Similarly, 10 early adopters share a super-fast cable modem line. They brag to their friends who quickly subscribe to the service and tell their buddies about it. Soon 1,000 people are connected to the same cable modem line, and it is no longer reliably fast because the available upstream bandwidth has shrunk. The cable modem is still offering the same peppy connectivity, but the bandwidth is now shared across multiple users.

Likewise, an Internet Service Provider (ISP) brags in its advertising that it offers multiple, redundant T3 connectivity (very, very fast). The advertising campaign is so successful that a million new users subscribe to the service, and suddenly the bandwidth available to any given subscriber is low. ISPs are like airlines. Airlines overbook flights, causing you to miss connections. ISPs underestimate needed capacity, slowing down connections. Bandwidth never exceeds the speed of the weakest link. Your corporate T1 line does you little good if the site is being served from a home machine connected to the Internet via the owner’s Integrated Digital Services Network (IDSN) line. Or the server may be fast and powerful, but if a connecting router goes down in Chicago, bandwidth will slow to a trickle.

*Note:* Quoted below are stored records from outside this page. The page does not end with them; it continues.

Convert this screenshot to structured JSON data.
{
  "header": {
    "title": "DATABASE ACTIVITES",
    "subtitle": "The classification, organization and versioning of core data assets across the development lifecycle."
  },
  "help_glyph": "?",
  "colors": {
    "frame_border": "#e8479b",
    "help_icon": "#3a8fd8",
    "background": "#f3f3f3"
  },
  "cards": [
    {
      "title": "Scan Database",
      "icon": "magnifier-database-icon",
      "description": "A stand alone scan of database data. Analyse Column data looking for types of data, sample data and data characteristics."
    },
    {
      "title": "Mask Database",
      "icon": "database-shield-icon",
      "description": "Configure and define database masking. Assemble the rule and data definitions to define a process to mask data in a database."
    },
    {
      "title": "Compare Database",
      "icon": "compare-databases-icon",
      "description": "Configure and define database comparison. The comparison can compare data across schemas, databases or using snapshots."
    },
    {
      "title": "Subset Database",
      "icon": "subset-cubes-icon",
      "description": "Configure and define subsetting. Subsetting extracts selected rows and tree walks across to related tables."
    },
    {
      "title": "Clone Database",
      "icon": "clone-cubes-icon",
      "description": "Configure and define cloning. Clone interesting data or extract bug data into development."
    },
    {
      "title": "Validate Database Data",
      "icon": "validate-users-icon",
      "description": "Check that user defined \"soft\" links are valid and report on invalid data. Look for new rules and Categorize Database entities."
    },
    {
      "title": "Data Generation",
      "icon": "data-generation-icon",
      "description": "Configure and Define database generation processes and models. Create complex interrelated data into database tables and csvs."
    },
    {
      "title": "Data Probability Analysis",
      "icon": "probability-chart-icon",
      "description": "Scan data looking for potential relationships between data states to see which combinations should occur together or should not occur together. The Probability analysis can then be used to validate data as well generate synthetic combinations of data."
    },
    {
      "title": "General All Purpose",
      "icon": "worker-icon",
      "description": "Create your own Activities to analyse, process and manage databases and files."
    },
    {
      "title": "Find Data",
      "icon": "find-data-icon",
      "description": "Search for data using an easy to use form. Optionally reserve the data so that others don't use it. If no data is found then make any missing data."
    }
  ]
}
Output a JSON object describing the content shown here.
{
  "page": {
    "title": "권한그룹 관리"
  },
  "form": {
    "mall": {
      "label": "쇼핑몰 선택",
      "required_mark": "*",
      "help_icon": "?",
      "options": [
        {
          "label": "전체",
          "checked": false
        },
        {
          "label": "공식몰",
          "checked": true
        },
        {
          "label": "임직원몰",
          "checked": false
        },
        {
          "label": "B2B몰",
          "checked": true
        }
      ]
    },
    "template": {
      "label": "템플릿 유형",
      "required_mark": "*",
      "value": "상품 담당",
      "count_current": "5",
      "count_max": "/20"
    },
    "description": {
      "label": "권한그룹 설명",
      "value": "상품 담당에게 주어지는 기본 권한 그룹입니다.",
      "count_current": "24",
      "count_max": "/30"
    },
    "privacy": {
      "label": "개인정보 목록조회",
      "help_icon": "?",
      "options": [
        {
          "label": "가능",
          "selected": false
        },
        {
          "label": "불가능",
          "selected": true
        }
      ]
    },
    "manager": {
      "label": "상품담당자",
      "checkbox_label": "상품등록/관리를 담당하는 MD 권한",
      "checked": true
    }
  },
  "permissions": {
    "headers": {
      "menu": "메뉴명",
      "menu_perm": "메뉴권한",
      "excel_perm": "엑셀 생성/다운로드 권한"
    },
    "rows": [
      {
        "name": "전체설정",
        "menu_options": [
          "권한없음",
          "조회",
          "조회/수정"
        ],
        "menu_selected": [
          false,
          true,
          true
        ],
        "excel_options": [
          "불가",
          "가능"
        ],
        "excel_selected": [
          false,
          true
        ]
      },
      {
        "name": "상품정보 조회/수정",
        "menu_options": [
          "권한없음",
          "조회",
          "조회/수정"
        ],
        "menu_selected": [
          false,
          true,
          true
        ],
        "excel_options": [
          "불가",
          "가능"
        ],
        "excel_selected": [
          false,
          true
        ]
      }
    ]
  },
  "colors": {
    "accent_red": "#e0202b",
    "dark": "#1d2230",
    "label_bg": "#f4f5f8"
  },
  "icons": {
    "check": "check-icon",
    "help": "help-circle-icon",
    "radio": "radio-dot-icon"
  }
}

Differences in national phone service contribute to the problem. Sites served from Japan, Australia, and France are almost always slow to reach the U.S. no matter how powerful the server and no matter how fast the connection on your end.

Bandwidth also may be negatively impacted if the server is overloaded due to temporary traffic at one of the sites it serves. In 1999, when Internet Channel (www.inch.com) in New York City hosted a live webcast by Steve Jobs of Apple Computer, demand for Jobs’s address ran so high that all sites on that server ran slower than normal—even though those other sites were unaffiliated with the Apple broadcast.